0:00 - Dan and Paul open in stereotypically morbid fashion, with tales of near-death experiences involving funerals, ocean swimming, and automobiles.

7:00 - Life tip: You should never brake on the highway because it will cause massive delays for hundreds of cars behind you.

8:00 - Dan now owns a Fiat. He doesn't know much about it other than it looks like a little yellow bee. Car Talk this show isn't.

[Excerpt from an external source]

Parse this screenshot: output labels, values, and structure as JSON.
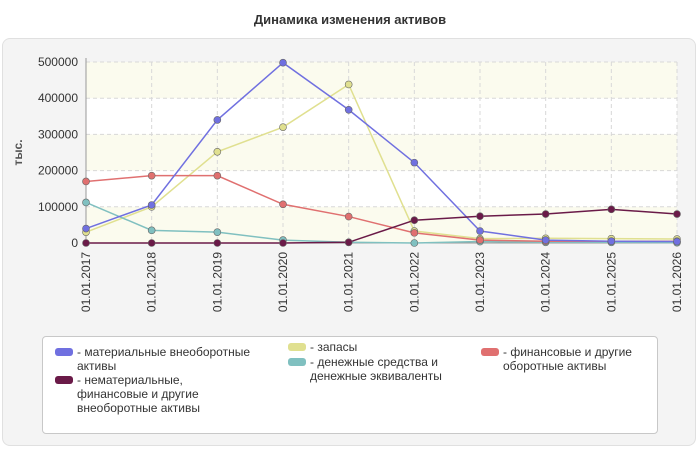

13:00 - A word from our latest sponsor. It couldn't be more fitting, especially in relation to the $500 million worth of hamburger meat that will be sold to Americans over the 4th of July holiday: Meatland!

16:30 - After a very long lead and intro into the word for our sponsor, here actually is where the ad begins.

18:30 - That ad just got Dan and Paul both hungry for some Vienna sausages.

19:00 - Wiener Sausage Pop Culture News presents a discussion on the beauty of obituary writing, the death of Stephen Furst of Animal House fame, and friends who have recently died.

26:00 - Dan and Paul relive some fun stories from college debauchery and academic intrigue at Southern Illinois University at Carbondale and Washington University.

32:00 - Every time Dan asks whether a celebrity is dead already, they aren't but then they die days later. Let's hope this doesn't hold true after our discussion of the legendary Harrison Ford.

33:15 - "Free," one of the songs from Wiener Sausage: The Musical!, as played by Paul's former band The Sprogs.

38:00 - Paul secures an exclusive, exciting interview with Carl Everett Cunningham, who has allegedly stolen as much as $200,000 in Star Wars action figures from the Obi-Wan Ranch in California.

44:00 - Uh, the interview finally actually begins. If you hadn't noticed, Paul and Dan like long contextual setups.

53:00 - Because meats are about to be served for the holiday, our hosts run out of time. Dan gives Paul another shot at "signing out" after a miserably failed attempt during the last show. He does a tiny bit better this time.